Design inspiration from the “Space Age”#
This week I realised that a lot of the things I love dearly, and the influences for this project, come from the late fifties and 60s. Such as:
- Analog synthesizers
- Daphne Oram, the BBC Radiophonic Workshop and Doctor Who
- the Sci fi radio series X Minus One
- “Futuristic” design, which included a lot of geometric patterns
In other words, the “Space Age”: the period where humans first started exploring space. A time of wonderful sci fi, wacky fashion, and a general sense of adventure, imagination, and optimism.
I really like the bold geometric (and whimsical) designs of Pierre Cardin and André Courreges.
The imaginative sci-fi of that era is also a major influence - particularly Doctor Who!

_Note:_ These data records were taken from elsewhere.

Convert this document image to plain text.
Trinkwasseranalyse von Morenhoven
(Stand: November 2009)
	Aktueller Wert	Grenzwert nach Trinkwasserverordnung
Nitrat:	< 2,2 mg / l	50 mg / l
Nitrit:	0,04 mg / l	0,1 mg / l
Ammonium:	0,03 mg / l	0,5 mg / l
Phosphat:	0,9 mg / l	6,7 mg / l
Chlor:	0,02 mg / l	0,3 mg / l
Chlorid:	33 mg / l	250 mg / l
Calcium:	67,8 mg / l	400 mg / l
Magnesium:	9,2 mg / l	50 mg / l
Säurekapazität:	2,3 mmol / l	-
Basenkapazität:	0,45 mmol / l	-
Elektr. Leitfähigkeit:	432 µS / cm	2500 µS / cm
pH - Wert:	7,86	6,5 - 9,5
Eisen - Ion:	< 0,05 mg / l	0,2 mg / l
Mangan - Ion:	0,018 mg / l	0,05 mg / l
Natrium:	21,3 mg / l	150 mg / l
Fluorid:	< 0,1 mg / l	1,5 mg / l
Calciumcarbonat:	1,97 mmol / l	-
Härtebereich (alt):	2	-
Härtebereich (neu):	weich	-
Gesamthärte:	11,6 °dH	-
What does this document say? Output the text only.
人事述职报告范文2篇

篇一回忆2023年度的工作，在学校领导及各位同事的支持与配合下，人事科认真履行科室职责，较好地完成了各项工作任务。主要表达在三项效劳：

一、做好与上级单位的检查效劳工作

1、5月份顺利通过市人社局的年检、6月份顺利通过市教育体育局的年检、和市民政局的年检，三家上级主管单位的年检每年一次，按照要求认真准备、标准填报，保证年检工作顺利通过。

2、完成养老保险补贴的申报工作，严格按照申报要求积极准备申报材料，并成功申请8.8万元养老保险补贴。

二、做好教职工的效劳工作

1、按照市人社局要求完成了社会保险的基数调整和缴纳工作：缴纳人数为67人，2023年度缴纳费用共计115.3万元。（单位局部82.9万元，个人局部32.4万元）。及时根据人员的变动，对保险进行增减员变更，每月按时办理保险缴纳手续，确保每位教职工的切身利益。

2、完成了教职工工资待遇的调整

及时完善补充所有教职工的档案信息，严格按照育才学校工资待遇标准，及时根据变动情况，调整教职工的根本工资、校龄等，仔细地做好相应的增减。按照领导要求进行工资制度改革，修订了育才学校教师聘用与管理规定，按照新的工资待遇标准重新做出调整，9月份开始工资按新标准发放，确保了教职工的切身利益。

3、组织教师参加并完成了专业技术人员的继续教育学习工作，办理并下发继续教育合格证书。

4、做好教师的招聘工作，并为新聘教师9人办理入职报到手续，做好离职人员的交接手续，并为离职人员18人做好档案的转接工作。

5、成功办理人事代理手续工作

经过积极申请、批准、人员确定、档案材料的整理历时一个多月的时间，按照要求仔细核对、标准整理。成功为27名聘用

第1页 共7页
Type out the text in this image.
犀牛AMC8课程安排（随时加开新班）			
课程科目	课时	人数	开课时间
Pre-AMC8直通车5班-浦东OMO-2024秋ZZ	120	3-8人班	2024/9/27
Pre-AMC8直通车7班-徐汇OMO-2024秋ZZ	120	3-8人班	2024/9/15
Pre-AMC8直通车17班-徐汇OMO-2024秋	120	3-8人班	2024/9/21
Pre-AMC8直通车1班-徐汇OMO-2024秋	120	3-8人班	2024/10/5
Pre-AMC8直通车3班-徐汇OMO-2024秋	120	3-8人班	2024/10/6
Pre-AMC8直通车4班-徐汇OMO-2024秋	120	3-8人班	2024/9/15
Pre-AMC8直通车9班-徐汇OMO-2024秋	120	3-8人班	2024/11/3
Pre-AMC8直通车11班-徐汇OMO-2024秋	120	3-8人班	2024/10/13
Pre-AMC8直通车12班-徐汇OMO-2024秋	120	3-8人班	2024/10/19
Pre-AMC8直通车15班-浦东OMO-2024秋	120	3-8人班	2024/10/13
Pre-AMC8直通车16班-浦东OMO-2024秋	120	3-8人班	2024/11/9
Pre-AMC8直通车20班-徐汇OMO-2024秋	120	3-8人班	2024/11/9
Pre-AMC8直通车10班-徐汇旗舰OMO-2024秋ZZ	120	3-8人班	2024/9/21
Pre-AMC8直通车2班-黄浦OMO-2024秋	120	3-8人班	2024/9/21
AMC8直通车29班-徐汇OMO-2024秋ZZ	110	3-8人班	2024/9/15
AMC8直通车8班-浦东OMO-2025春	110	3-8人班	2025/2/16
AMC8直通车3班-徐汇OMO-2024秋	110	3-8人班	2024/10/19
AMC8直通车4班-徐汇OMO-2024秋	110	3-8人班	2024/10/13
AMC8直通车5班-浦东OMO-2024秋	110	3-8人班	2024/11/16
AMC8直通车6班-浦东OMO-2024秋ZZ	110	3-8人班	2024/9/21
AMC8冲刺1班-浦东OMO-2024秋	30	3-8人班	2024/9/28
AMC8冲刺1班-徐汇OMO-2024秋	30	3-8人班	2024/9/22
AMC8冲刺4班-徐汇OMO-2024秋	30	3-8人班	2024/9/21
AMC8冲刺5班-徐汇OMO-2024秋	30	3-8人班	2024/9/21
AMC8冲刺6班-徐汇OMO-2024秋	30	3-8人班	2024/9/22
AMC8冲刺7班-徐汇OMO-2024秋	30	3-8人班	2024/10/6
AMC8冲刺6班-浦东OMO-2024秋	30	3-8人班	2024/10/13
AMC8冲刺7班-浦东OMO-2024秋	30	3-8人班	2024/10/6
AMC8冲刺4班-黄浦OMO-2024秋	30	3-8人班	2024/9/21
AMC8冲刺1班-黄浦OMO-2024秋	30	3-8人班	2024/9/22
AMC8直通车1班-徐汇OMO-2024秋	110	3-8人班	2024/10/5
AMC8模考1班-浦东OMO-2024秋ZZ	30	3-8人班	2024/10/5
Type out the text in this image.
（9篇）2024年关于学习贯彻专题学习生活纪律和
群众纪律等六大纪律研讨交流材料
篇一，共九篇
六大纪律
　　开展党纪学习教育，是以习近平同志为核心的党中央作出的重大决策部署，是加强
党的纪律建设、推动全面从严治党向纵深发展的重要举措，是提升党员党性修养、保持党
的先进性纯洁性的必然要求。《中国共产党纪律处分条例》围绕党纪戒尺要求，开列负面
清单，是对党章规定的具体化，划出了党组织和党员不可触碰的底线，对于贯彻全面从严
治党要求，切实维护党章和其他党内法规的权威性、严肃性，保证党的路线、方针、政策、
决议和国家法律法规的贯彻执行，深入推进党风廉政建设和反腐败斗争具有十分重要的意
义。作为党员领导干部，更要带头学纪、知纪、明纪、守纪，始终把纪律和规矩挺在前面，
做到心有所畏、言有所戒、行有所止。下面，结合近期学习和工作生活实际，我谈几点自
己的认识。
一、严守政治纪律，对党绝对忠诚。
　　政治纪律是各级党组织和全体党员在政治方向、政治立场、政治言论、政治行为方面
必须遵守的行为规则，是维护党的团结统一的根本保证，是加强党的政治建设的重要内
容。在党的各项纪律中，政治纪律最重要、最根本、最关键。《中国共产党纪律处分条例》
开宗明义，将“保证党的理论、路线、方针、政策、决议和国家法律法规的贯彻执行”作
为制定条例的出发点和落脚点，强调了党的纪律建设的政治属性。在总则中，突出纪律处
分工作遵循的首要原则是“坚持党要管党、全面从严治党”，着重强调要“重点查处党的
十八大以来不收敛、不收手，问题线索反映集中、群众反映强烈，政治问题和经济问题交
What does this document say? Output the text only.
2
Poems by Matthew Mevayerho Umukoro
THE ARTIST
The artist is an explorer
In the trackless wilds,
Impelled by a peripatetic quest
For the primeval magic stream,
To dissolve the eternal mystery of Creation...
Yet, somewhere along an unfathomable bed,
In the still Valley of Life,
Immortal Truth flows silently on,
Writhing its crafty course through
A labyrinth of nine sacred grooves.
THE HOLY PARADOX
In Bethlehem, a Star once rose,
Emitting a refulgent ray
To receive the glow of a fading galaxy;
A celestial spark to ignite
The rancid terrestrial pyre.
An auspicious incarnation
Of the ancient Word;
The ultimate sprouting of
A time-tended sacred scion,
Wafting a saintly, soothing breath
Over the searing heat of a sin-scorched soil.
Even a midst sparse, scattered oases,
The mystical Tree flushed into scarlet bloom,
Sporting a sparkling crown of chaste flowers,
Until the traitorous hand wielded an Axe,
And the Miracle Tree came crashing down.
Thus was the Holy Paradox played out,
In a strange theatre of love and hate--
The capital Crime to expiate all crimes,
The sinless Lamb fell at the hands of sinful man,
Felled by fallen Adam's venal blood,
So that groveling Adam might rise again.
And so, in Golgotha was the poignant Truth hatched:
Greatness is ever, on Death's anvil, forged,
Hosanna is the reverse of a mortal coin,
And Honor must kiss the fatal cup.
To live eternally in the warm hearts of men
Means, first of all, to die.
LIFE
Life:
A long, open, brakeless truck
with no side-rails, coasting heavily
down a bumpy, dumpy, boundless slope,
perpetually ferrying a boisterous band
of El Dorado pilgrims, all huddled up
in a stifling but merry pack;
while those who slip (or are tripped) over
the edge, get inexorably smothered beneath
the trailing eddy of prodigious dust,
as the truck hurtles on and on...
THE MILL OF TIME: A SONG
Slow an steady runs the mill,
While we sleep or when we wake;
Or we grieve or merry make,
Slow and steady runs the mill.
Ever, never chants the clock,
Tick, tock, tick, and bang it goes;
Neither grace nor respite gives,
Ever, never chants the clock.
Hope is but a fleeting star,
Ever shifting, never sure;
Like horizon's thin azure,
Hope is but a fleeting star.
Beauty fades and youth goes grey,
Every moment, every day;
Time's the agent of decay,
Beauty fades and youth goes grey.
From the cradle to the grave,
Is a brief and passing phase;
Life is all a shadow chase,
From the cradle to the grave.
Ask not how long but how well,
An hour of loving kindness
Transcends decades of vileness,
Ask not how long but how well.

Another major source of inspiration for this project is the history of female pioneers in the world of electronic music:
Clockwise from top left: Daphne Oram, Wendy Carlos, Delia Derbyshire, Suzanne Ciani
I want to look for ways to reference the work of these women in my project. One way I’ve been exploring is taking inspiration from Daphne Oram’s ‘Oramics’ machine - a machine where you would draw waveforms that would be turned into sound. I took an image of some Oramics waveforms, and created similar curves in Rhino. then I used the TweenCurves command to create a set of Oramics inspired curves.
I’m planning on using these for:
- the design of the traces for some of my circuitry
- as a stroke sensor